Остаюсь с тобой | страница 20



Машина взлетела на взгорок, и впереди, в небольшой впадине, сразу показались старые березы, возле них - сосна, кряжистая, с расколотой молнией вершиной. С одной стороны дерево высохло. Ветер стряхнул пожелтевшие иглы, оголив перекрученные сучья. Другая половина дерева курчавилась густой зеленью.

У этих деревьев от шоссе отходила дорога вправо, пересекала небольшую рощицу и направлялась к буровой вышке, которая лишь наполовину вознесла в синее небо свои кружева.

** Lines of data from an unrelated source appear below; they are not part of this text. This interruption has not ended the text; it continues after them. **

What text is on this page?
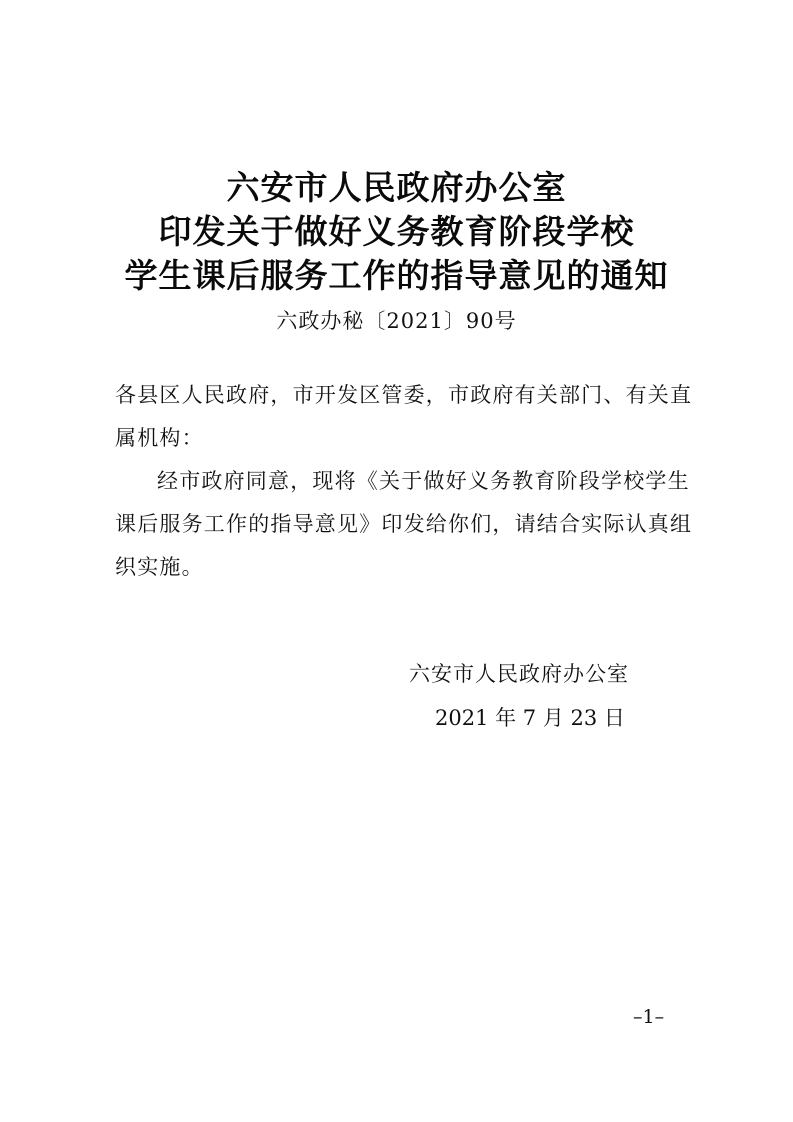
六安市人民政府办公室
印发关于做好义务教育阶段学校
学生课后服务工作的指导意见的通知
六政办秘〔2021〕90号
各县区人民政府，市开发区管委，市政府有关部门、有关直
属机构：
经市政府同意，现将《关于做好义务教育阶段学校学生
课后服务工作的指导意见》印发给你们，请结合实际认真组
织实施。
六安市人民政府办公室
2021 年 7 月 23 日
–1–
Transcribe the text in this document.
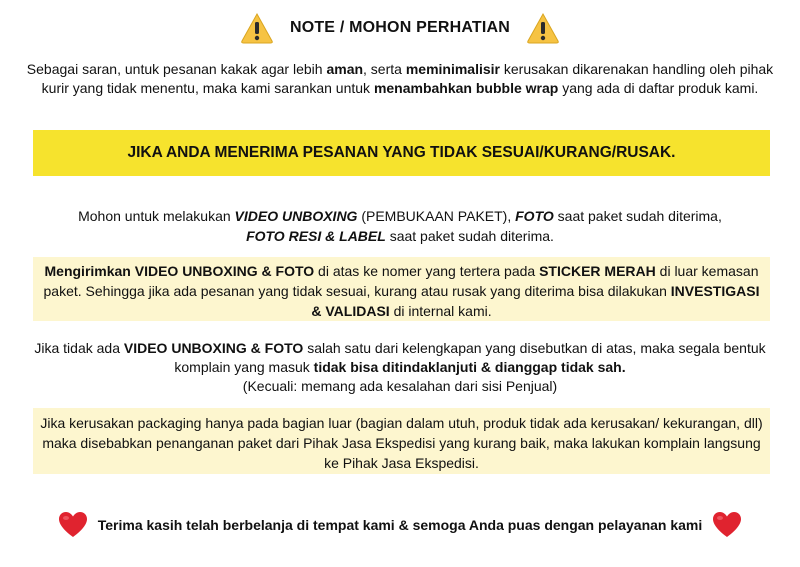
NOTE / MOHON PERHATIAN
Sebagai saran, untuk pesanan kakak agar lebih aman, serta meminimalisir kerusakan dikarenakan handling oleh pihak kurir yang tidak menentu, maka kami sarankan untuk menambahkan bubble wrap yang ada di daftar produk kami.
JIKA ANDA MENERIMA PESANAN YANG TIDAK SESUAI/KURANG/RUSAK.
Mohon untuk melakukan VIDEO UNBOXING (PEMBUKAAN PAKET), FOTO saat paket sudah diterima,
FOTO RESI & LABEL saat paket sudah diterima.
Mengirimkan VIDEO UNBOXING & FOTO di atas ke nomer yang tertera pada STICKER MERAH di luar kemasan paket. Sehingga jika ada pesanan yang tidak sesuai, kurang atau rusak yang diterima bisa dilakukan INVESTIGASI & VALIDASI di internal kami.
Jika tidak ada VIDEO UNBOXING & FOTO salah satu dari kelengkapan yang disebutkan di atas, maka segala bentuk komplain yang masuk tidak bisa ditindaklanjuti & dianggap tidak sah.
(Kecuali: memang ada kesalahan dari sisi Penjual)
Jika kerusakan packaging hanya pada bagian luar (bagian dalam utuh, produk tidak ada kerusakan/ kekurangan, dll) maka disebabkan penanganan paket dari Pihak Jasa Ekspedisi yang kurang baik, maka lakukan komplain langsung ke Pihak Jasa Ekspedisi.
Terima kasih telah berbelanja di tempat kami & semoga Anda puas dengan pelayanan kami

Когда эта дорога мелькнула перед глазами неглубокой колеей, начинавшейся сразу за кромкой шоссе, внизу, Скачков спохватился:

- Назад, пожалуйста!

Машина пронзительно заскрипела тормозами, подалась назад, свернула, нырнула вниз, расплескав воду в колее, закачалась из стороны в сторону. Проехали рощицу. Водитель было повернул к буровой, вокруг которой лежали горы желтого песка, штабеля длинных труб. Скачков подал знак остановиться. Выйдя из машины, двинулся напрямую по высокой траве, еще державшей утреннюю росу, к зарослям орешника. Когда кусты расступились, открылась полянка с низкорослым дубом посередине. Под прикрытием раскидистых ветвей стояли памятники из серого бетона. Среди них, в центре, мраморный обелиск. Под кругленьким стеклом, вмурованным в камень, - фотография молодого улыбающегося паренька в кубанке набекрень, перевязанной спереди лентой. Под фотографией - золотыми буквами: "Командир партизанской бригады "Полесье" Михаил Петрович Скачков". Могилы обнесены низеньким штакетником, на штакетнике, как усталые пташки, висят полинявшие пионерские галстуки.

Тихо кругом. Только перешептываются на дубе листья, да где-то близко стрекочет спугнутая сорока.

Еще весной Скачкову позвонил Протько, главный геолог управления, сказал, что планируют пробурить скважину недалеко от рощицы, где похоронены партизаны и его, Скачкова, отец, и спросил, не будет ли он против. Скачков ответил, что нет, не будет, пусть послушает старик, что делается на его родной земле.

Сейчас Скачков стоял, опершись руками о штакетник, вглядывался в молодое лицо отца, которого он помнил очень смутно, больше знал по фотографиям. Напрасно он тогда, в разговоре с главным геологом, назвал отца стариком. На фотографии тот вдвое моложе его, сына, который успел уже облысеть и поседеть.

И каждый раз, когда Скачков вглядывался в веселое лицо отца, в его светлые, казалось, ничем не опечаленные глаза, думал о том, откуда у него столько ясности, непреклонности во взгляде? Была война, лилась кровь, а солдаты, партизаны, борцы за освобождение родной земли от фашистской нечисти, умели смеяться. И еще как смеяться! Наверное, потому, что не знали сомнений, верили в будущее. И свое, и всех людей на земле.